If you’re a teacher reading this, I’m willing to bet you might be feeling tired! Especially if you happen to be reading this toward the end of the school year. So I am going to skip ahead through any sort of long introduction, and get straight to the point! Here’s an idea to add to your list of last day of school activities. It goes right along with my new book, A Letter From Your Teacher: On the Last Day of School.
This book companion doubles as a special keepsake that students can take home with them on the last day. After listening to a read aloud of the book, students get to make their very own mailbox. It is then filled with notes from their classmates, and (you guessed it) a letter from their teacher.
When I was creating this resource, I thought of making some sort of origami-ish contraption, where paper could be folded into the shape of a real-looking mailbox. But then I imagined the two scenarios that might inevitably arise as a result:
- Teachers would need to prep a whole class set of these mailboxes ahead of time.
- If they had the kids make it themselves, they would have to shuffle around the classroom to twenty-something students with their hands raised, because most kids would need help folding it.
I know what the end of the school year is like. Who has time (or energy left) for that? So I opted for a much easier DIY container. The kids can just color a flat paper mailbox, and simply cut it out and glue it onto a paper lunch bag.

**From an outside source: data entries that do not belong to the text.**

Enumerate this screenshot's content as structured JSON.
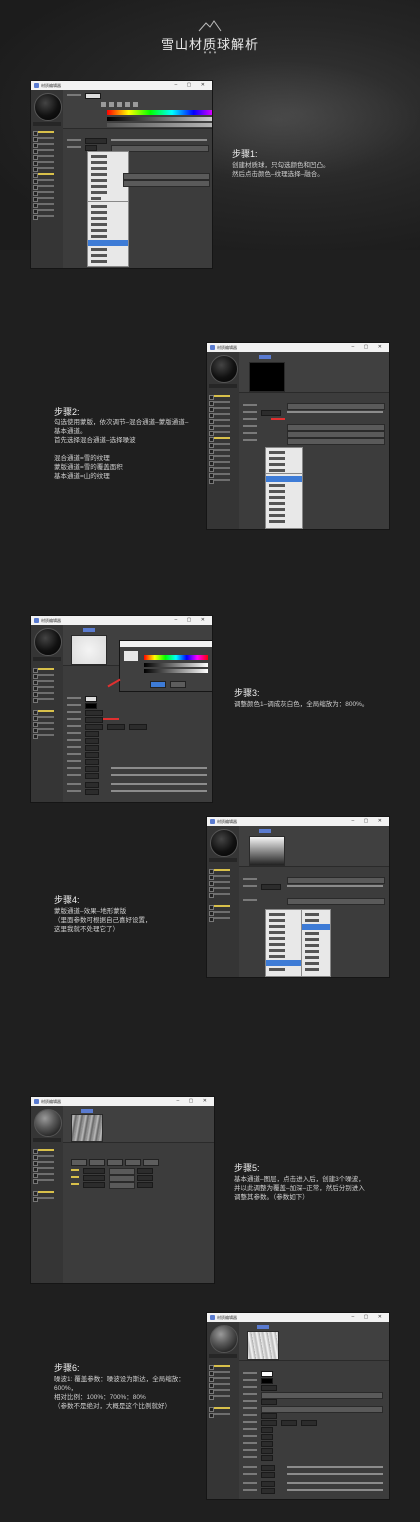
{
  "header": {
    "title": "雪山材质球解析",
    "dots": "• • •"
  },
  "steps": [
    {
      "heading": "步骤1:",
      "text": "创建材质球，只勾选颜色和凹凸。\n然后点击颜色–纹理选择–融合。"
    },
    {
      "heading": "步骤2:",
      "text": "勾选使用蒙版，依次调节–混合通道–蒙版通道–\n基本通道。\n首先选择混合通道–选择噪波\n\n混合通道=雪的纹理\n蒙版通道=雪的覆盖面积\n基本通道=山的纹理"
    },
    {
      "heading": "步骤3:",
      "text": "调整颜色1–调成灰白色，全局缩放为：800%。"
    },
    {
      "heading": "步骤4:",
      "text": "蒙版通道–效果–地形蒙版\n（里面参数可根据自己喜好设置，\n这里我就不处理它了）"
    },
    {
      "heading": "步骤5:",
      "text": "基本通道–图层，点击进入后，创建3个噪波，\n并以此调整为覆盖–加深–正常，然后分别进入\n调整其参数。（参数如下）"
    },
    {
      "heading": "步骤6:",
      "text": "噪波1: 覆盖参数：噪波设为斯达，全局缩放：\n600%，\n相对比例：100%：700%：80%\n（参数不是绝对，大概是这个比例就好）"
    }
  ],
  "editor": {
    "window_title": "材质编辑器",
    "material_name": "材质",
    "colors": {
      "window_bg": "#3c3c3c",
      "titlebar": "#f2f2f2",
      "accent": "#5a7bd0",
      "menu_highlight": "#3d7bd6",
      "checked_channel": "#d8c04a",
      "arrow": "#e03030"
    }
  }
}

Instant mailbox!
Students can also personalize the back of their mailbox with their own drawings, decorations, and cutouts that they’ve colored.

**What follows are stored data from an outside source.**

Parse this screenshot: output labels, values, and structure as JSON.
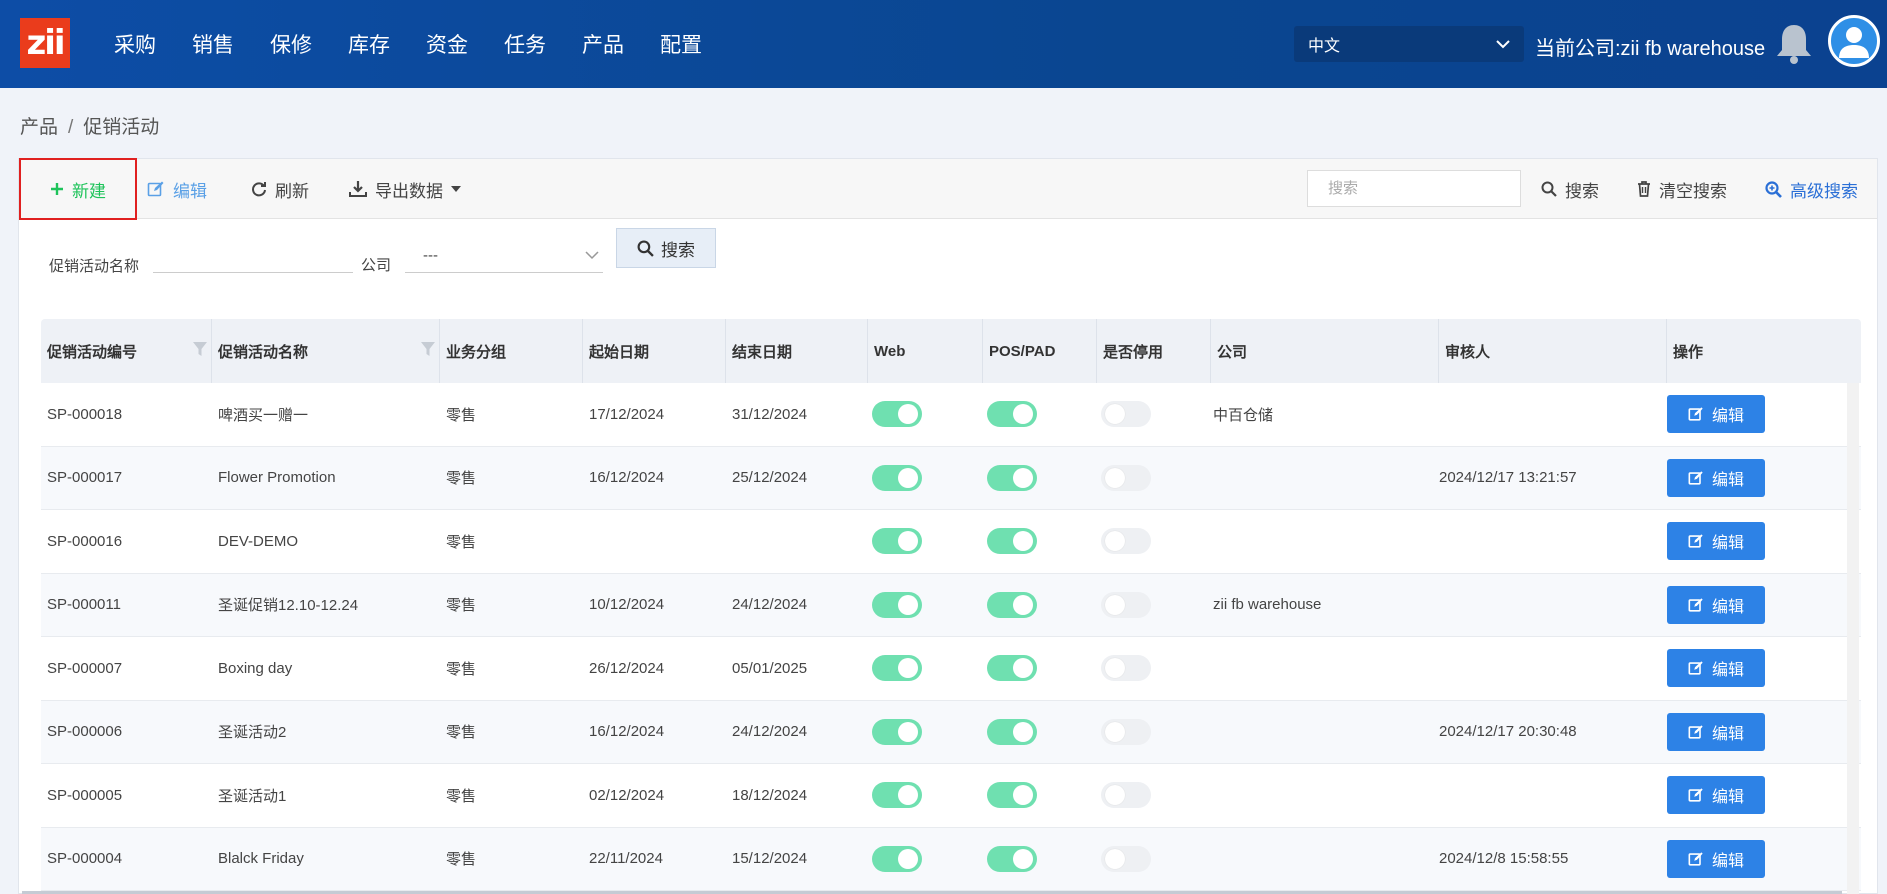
{
  "header": {
    "logo_text": "zii",
    "nav": [
      "采购",
      "销售",
      "保修",
      "库存",
      "资金",
      "任务",
      "产品",
      "配置"
    ],
    "language": "中文",
    "company": "当前公司:zii fb warehouse"
  },
  "breadcrumb": {
    "root": "产品",
    "separator": "/",
    "current": "促销活动"
  },
  "toolbar": {
    "new_label": "新建",
    "edit_label": "编辑",
    "refresh_label": "刷新",
    "export_label": "导出数据",
    "search_placeholder": "搜索",
    "search_label": "搜索",
    "clear_label": "清空搜索",
    "advanced_label": "高级搜索"
  },
  "filters": {
    "name_label": "促销活动名称",
    "company_label": "公司",
    "company_value": "---",
    "search_label": "搜索"
  },
  "table": {
    "columns": [
      "促销活动编号",
      "促销活动名称",
      "业务分组",
      "起始日期",
      "结束日期",
      "Web",
      "POS/PAD",
      "是否停用",
      "公司",
      "审核人",
      "操作"
    ],
    "edit_label": "编辑",
    "rows": [
      {
        "id": "SP-000018",
        "name": "啤酒买一赠一",
        "group": "零售",
        "start": "17/12/2024",
        "end": "31/12/2024",
        "web": true,
        "pos": true,
        "disabled": false,
        "company": "中百仓储",
        "reviewer": ""
      },
      {
        "id": "SP-000017",
        "name": "Flower Promotion",
        "group": "零售",
        "start": "16/12/2024",
        "end": "25/12/2024",
        "web": true,
        "pos": true,
        "disabled": false,
        "company": "",
        "reviewer": "2024/12/17 13:21:57"
      },
      {
        "id": "SP-000016",
        "name": "DEV-DEMO",
        "group": "零售",
        "start": "",
        "end": "",
        "web": true,
        "pos": true,
        "disabled": false,
        "company": "",
        "reviewer": ""
      },
      {
        "id": "SP-000011",
        "name": "圣诞促销12.10-12.24",
        "group": "零售",
        "start": "10/12/2024",
        "end": "24/12/2024",
        "web": true,
        "pos": true,
        "disabled": false,
        "company": "zii fb warehouse",
        "reviewer": ""
      },
      {
        "id": "SP-000007",
        "name": "Boxing day",
        "group": "零售",
        "start": "26/12/2024",
        "end": "05/01/2025",
        "web": true,
        "pos": true,
        "disabled": false,
        "company": "",
        "reviewer": ""
      },
      {
        "id": "SP-000006",
        "name": "圣诞活动2",
        "group": "零售",
        "start": "16/12/2024",
        "end": "24/12/2024",
        "web": true,
        "pos": true,
        "disabled": false,
        "company": "",
        "reviewer": "2024/12/17 20:30:48"
      },
      {
        "id": "SP-000005",
        "name": "圣诞活动1",
        "group": "零售",
        "start": "02/12/2024",
        "end": "18/12/2024",
        "web": true,
        "pos": true,
        "disabled": false,
        "company": "",
        "reviewer": ""
      },
      {
        "id": "SP-000004",
        "name": "Blalck Friday",
        "group": "零售",
        "start": "22/11/2024",
        "end": "15/12/2024",
        "web": true,
        "pos": true,
        "disabled": false,
        "company": "",
        "reviewer": "2024/12/8 15:58:55"
      }
    ]
  },
  "colors": {
    "nav_bg": "#0d4da6",
    "new_green": "#1ec35a",
    "highlight_red": "#e02020",
    "toggle_on": "#6fe0b0",
    "edit_blue": "#2d82e6"
  }
}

If you did want to go a little more “fancy” than the paper bag route, you could ask each student to bring in a shoe box or other container to decorate and have them glue the mailbox onto that.
A Letter From Their Classmates
So what exactly goes inside their mailboxes? Give each student a stapled packet of pages with writing card templates, along with a list of names of everyone in the class. The templates included with my resource include ones with 4 cards per page, and also a paper-saving option with 8 to a page.
These templates come with the option of single or double spaced writing lines, or without lines. If you have beginning writers, you could give them cards with a sentence frame.
Tell your kids that they will be getting to give a special letter to each one of their classmates (it’ll be more of a short note, but you can call it a “letter” to go along with the title of the book). Explain that they will also get to receive a special letter from everyone in their class. Take some time to have them brainstorm together the types of things they might write about in these little notes:
- A favorite memory with that person
- A compliment about him/her
- What you will miss about him/her
Another way to think about it is that it’s very similar to a message someone would write in a yearbook. After you’ve brainstormed, pass out the template packet and your class list to each student.
TIP: Here’s the reason I suggested giving each student a stapled packet of the letter-writing templates (rather than a stack of them that have already been cut out). This writing activity is likely to take more than one sitting to complete. If students have a bunch of loose notes, they are likely to get misplaced or end up all over the place.
When a student is 100% finished with writing all of their notes, then have them cut them out into the smaller individual pieces.
Once they’re all cut out, they can be stored inside that student’s own mailbox until the entire class is ready to pass out all their letters on the last day of school.
When’s a good time to do this?
You could save this activity for the very last day of school, or you might choose to start it in the last few days or weeks before. It depends on your class and how long you anticipate it will take them to complete the writing portion of the activity.
Another thing to consider- if you do decide to start the activity in the days or weeks leading into the end of the year, you could still save the read aloud for the very last day. After you have read the book aloud, you might say something like, “Remember that mailbox you made and all of those special letters you wrote to your classmates? You will all get to take them home today and save them, so you can always remember our class family.”
A Letter From the Teacher
When you talk about the letters to and from their peers, you could also add, “Not only do you have a letter from each of your classmates, but I have also written a special letter to each of you as well, just like in the book.” You might hold up a copy of one to show them.
Here is a template that you could use for your own letter to your students. You could handwrite each letter, or type it right onto the template.
Set aside some time on the last day for everyone to walk around the room and “deliver” their letters to everyone’s mailboxes. It would be very similar to Valentine’s Day, when the kids pass out Valentines. You can put the letters you’ve written in each of the students’ mailbox as well.
And then when it’s time to say good-bye at the end of the day, your students can walk out the door with their mailboxes in hand. They get to go home with treasured mementos from their classmates and teacher. Warm fuzzies all around (and celebrations all around…it’ll be official that you just survived another school year)! 😉
Where can I get the activity and the book?
Another End of the Year Activity
If you’re in need of more activities for the end of the school year, here’s one that goes along with one of my other books, Our Class is a Family.
I hope this helps give your students a meaningful, memorable send off on the last day of school! And as I send off here myself, I wish you a wonderful rest of the school year. Even if you’re counting down the days!